Дэнни завизжал. Но с его губ не сорвалось ни звука; вращаясь внутри, крик упал куда-то в глубину его существа, словно камень в глубокий колодец. Он по инерции сделал еще шаг вперед, услышав, как каблук стукнул по шестиугольным плиткам, и в этот момент его мочевой пузырь не выдержал и опорожнился.
Женщина начала подниматься.
Все еще усмехаясь и не сводя с него своих окаменевших глаз, она стала садиться в ванне. Ее мертвые ладони извлекли из белого фаянса скрежещущие звуки. Ее груди болтались, как две старые, потрескавшиеся боксерские груши. С хрустом лопнул тонкий слой льда. Женщина не дышала. Это был труп. Ее жизнь оборвалась много лет назад.
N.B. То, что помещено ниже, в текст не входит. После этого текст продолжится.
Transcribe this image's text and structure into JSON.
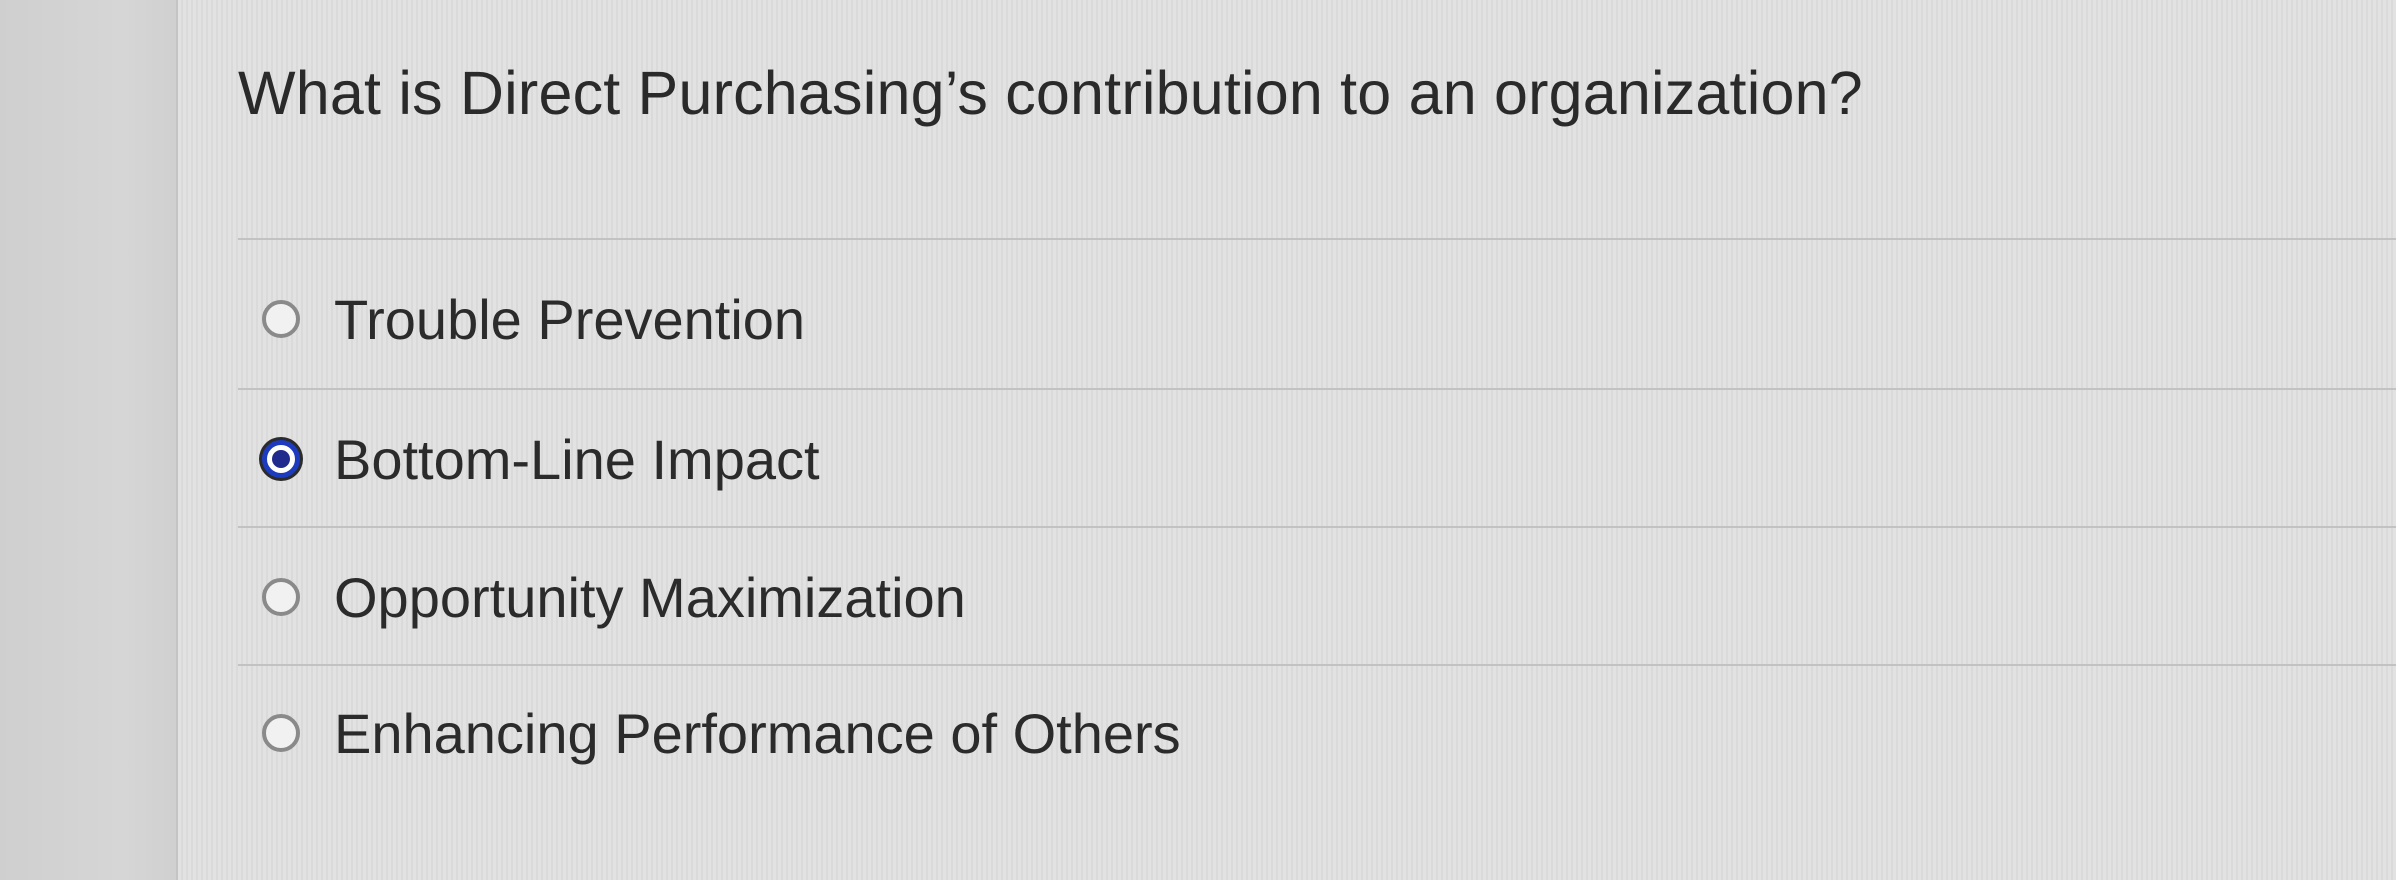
{
  "question": {
    "text": "What is Direct Purchasing’s contribution to an organization?"
  },
  "options": [
    {
      "label": "Trouble Prevention",
      "selected": false
    },
    {
      "label": "Bottom-Line Impact",
      "selected": true
    },
    {
      "label": "Opportunity Maximization",
      "selected": false
    },
    {
      "label": "Enhancing Performance of Others",
      "selected": false
    }
  ],
  "colors": {
    "selected_radio": "#1d3bbf",
    "panel_background": "#e2e2e2",
    "gutter_background": "#d3d3d3"
  }
}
Дэнни повернулся и побежал. Он бросился вон из ванной с выпученными глазами, от страха готовыми вывалиться из глазниц, и вставшими дыбом волосами, похожими, должно быть, на колючки жертвенного ежика, которым собирались сыграть
(в крокет? или в роке?)
вместо шара, с открытым в безмолвном вопле ртом. Он со всего маху врезался в дверь номера 217, которая почему-то оказалась закрытой. И принялся барабанить в нее, совершенно забыв, что она не заперта и, чтобы выбраться в коридор, достаточно лишь повернуть ручку. Он издавал оглушавшие его самого крики, которых, однако, не смог бы услышать ни один другой человек. Он продолжал отчаянно стучать в дверь, а сзади отчетливо звучали шаги мертвой женщины, шедшей за ним следом со вспученным животом, сухими волосами и вытянутыми вперед руками, – это было нечто, пролежавшее в той ванне очень долго, но магическим образом забальзамированное.
Дверь не открывалась, не открывалась, не открывалась.